Lía miraba el árbol anonadada. Siempre le habían gustado los abetos pero nunca se había parado tan cerca de uno. Estaba feliz porque finalmente su padre se había decidido a sembrar uno en el jardín. El árbol extendía sus brazos como queriendo abrazar el mundo y ella sentía que a su lado siempre podría estar a salvo, y soñaba con que crecerían juntos y serían amigos para siempre.
Una tarde cuando Lía regresó del colegio el árbol había sido talado. Junto al hogar del salón se hallaba un trozo de él, su verde copa enterrada en un cajón de madera y llena de adornos y luces. Su padre la recibió con una gran sonrisa y le dijo. ‘Este año tendremos el mejor árbol de navidad del lugar, hijita’. Lía salió corriendo y se encerró en su habitación.
Durante días su padre intentó comprender qué le ocurría; ella no sabía cómo expresarlo. Finalmente le dijo que no le gustaba cómo se veía con las luces, que lo prefería en el jardín, con sus ramas llenas de pajaritos. Su padre le dijo que los abetos se compraban para ser talados en navidad y armar el árbol pero Lía que era una niña muy inteligente le respondió que le daba igual lo que él y el mundo pensara que ella sabía que los abetos eran criaturas maravillosas y que no era justo que se las considerara meros objetos navideños.
La tristeza de la niña se calmó cuando unos meses más tarde comprobó que el tronco talado tenía nuevos y verdes brotes.

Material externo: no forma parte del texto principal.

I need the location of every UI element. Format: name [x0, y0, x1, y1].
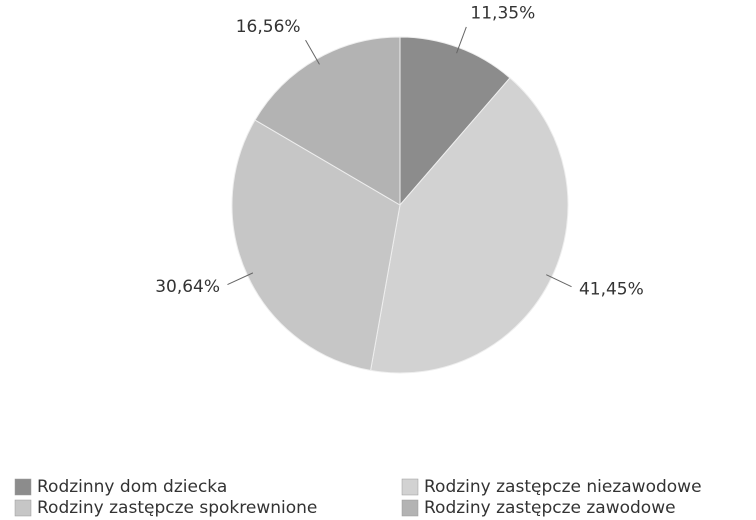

Durante un largo tiempo estuvo mimándolo y ocupándose de que las hormigas no lo convirtieran en su sustento para el invierno. Llegó nuevamente la navidad y el abeto estaba rebosante de vida. Esta vez Lía se movió más deprisa que su padre y llevó los adornos y las luces al jardín. Cuando su padre vio lo que su hija había hecho: un precioso árbol vivo y navideño, se sintió orgulloso de ella y le prometió que nunca más talaría el abeto.
A partir de ese año, el árbol fue el gran protagonista de las navidades familiares; en torno a él bailaban y cantaban todos los humanos, uniéndose al coro de pajaritos y lombrices que vivían en su enorme copa.